The following is my response to an essay question posed to me by my professor in a Study of Terrorism course I am currently in the middle of. I decided to share it with you as I felt it not only answers the question well but also articulates my growing concerns as I continue to study and report on this “War on Terror” we are in the midst of as a nation and international community.
I felt it was a good beginning to my desire and plan for BTYT to have an increased focus on terrorism and to investigate, analyze and report on the people and politics involved.
How Has September 11 Come To Symbolize A New Era of Terrorism?
The September 11 attack became a symbol of a new era of terrorism in a number of ways.

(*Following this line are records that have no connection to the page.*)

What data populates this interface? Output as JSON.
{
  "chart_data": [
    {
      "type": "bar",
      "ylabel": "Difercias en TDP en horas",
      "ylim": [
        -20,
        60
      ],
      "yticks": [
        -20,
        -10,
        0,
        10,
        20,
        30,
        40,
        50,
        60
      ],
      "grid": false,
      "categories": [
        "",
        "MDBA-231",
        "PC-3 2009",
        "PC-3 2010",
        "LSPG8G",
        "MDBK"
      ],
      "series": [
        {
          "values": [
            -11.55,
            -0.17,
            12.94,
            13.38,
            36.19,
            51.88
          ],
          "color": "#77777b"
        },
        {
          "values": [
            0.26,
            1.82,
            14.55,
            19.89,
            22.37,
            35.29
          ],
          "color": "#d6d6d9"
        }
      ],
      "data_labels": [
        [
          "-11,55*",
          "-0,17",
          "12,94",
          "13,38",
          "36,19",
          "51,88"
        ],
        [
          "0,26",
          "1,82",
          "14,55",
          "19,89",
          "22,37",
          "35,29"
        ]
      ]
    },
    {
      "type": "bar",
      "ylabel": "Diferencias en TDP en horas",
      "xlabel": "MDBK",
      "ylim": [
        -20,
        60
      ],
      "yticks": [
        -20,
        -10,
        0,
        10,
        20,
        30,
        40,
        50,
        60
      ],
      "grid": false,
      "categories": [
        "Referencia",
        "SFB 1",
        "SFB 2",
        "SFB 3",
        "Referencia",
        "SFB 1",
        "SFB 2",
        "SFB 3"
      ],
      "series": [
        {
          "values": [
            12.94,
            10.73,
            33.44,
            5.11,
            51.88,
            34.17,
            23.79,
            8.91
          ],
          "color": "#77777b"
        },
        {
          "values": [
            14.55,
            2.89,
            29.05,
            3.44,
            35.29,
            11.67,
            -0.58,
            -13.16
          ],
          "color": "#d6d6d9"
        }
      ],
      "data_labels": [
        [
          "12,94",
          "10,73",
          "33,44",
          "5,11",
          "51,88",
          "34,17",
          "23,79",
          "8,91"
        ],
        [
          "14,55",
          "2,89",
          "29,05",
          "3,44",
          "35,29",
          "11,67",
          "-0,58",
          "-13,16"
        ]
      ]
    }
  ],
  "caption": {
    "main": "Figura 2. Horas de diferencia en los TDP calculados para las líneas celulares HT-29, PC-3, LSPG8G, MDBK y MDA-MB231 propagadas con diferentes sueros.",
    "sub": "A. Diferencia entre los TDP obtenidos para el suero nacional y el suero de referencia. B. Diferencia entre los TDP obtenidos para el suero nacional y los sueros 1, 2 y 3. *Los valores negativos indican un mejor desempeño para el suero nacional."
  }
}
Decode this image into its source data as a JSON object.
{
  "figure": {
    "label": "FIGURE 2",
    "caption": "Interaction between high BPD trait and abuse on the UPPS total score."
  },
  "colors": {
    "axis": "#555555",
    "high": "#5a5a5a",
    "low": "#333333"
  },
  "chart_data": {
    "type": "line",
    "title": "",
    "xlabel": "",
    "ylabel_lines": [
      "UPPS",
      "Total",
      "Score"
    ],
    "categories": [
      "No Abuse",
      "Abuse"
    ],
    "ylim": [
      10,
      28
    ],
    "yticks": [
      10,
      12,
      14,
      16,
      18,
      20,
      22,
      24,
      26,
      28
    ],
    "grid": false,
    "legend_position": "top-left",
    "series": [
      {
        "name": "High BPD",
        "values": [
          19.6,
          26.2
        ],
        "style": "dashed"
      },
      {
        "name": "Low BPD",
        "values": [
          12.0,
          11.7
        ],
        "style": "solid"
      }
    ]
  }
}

First it clearly proved the accuracy of a predicted trend toward asymmetrical warfare tactics used by terrorists (Martin 2014). This essentially turned the dynamic between terrorists and government from that of criminal and law enforcement agency to opponents in a war. This was indeed seen as a war as shown by the birth of the term “war on terrorism”.
However unlike a war between two sovereign nations this was a war between a tangible
entity, the government and an intangible phenomena, terrorism. Which raises new questions about what are the rules of engagement and how is victory determined (Martin 2014)?
Another clear indicator that a new era had indeed been entered, was the change of tone in how terrorism and our responses to it shifted from that of preserving a citizens safety to preserving a nations security and in some ways its sovereignty. This is clearly indicated by the establishment of the Patriot Act.
These above changes alone has been enough to cause understandable worry and debate
among citizens and government. While protecting the safety and rights of a citizen can at times require just as much aggression as we may see today from those in government and law enforcement, such aggression was tempered by the underlying intention to protect the rights of all citizens with her victim or perpetrator.
However when that underlying intention is replaced by a need to protect the government’s security and sovereignty, that aggression is no longer tempered but in many ways fueled. This in turn leads to the personal rights of the citizens being protected to fade into the background leading to many complaints (many justified) of rights being trampled and raising the question of how far is too far when acting in defense of your government.
If this alone wasn’t enough to inspire worry, anger and fear, then how much more are those emotions magnified and aggression further encouraged by the third and possibly most disturbing change indicating we are indeed in a new era of terrorism.
Terrorism has been the source of concern by government and its citizens for centuries.
However there has always been a certain solace taken by what was believed to be a core axiom in our understanding of terrorism (Hoffman 2002). Brian Jenkins articulated this axiom best when he observed that “terrorists want a lot of people watching and listening and not a lot of people dead” (Jenkins 1975). This conventional wisdom however was wiped clean by Osama bin Laden on September 11 (Hoffman 2002) . It now became clear to many that terrorists want a lot of people watching and listening AND a lot of people dead.
These above-mentioned shifts changed everything. Not just for America but for the
international community at large.
America has served as both a symbol of strength and conscience for many nations. Their example has been and continues to be emulated or debated. Regardless of which, America continues to influence and shape many nations and their interactions within themselves and with one another.
However these two virtues of strength and conscience are now clearly at war with each other and further complicating the above-mentioned underlying questions of what rules to guide our actions in this new kind of war and what does victory look like?
If by some miracle terrorism is eradicated from the earth but the cost was a nation that demanded we forever give up many of the rights we fought and died for and enjoy today; then who has won?
If we have raised bar of strength in both deed towards people and example to the world yet lowered the bar of conscience, then what has been won?
How different will the world be when our message of democracy and freedom is among the casualties suffered in this “war on terror”?
How terrifying, rather, how tragic would it be if future generations look back at this point in history and clearly see a nation who fought and bled and even died out of refusal to surrender even a shred of their rights and freedom to national sharia only to have instead surrendered all or most of both to national security?
This “war on terror” is very real, and very complicated. The stakes have never been higher because this “war on terror” is now being fought on two fronts; the terror within our borders and the terror within our hearts….. And the world is watching.
Hoffman, Bruce. “Rethinking Terrorism and Counterterrorism Since 9/11.” Studies in Conflict & Terrorism 25.5 (2002): 303-16. Print.
Jenkins, Brian Michael. International Terrorism: A New Mode of Conflict. Los Angeles, CA: Crescent Publications, 1975. Print.
Martin, Gus. Essentials of Terrorism: Concepts and Controversies. Thousand Oaks: SAGE Publications, 2014. Print.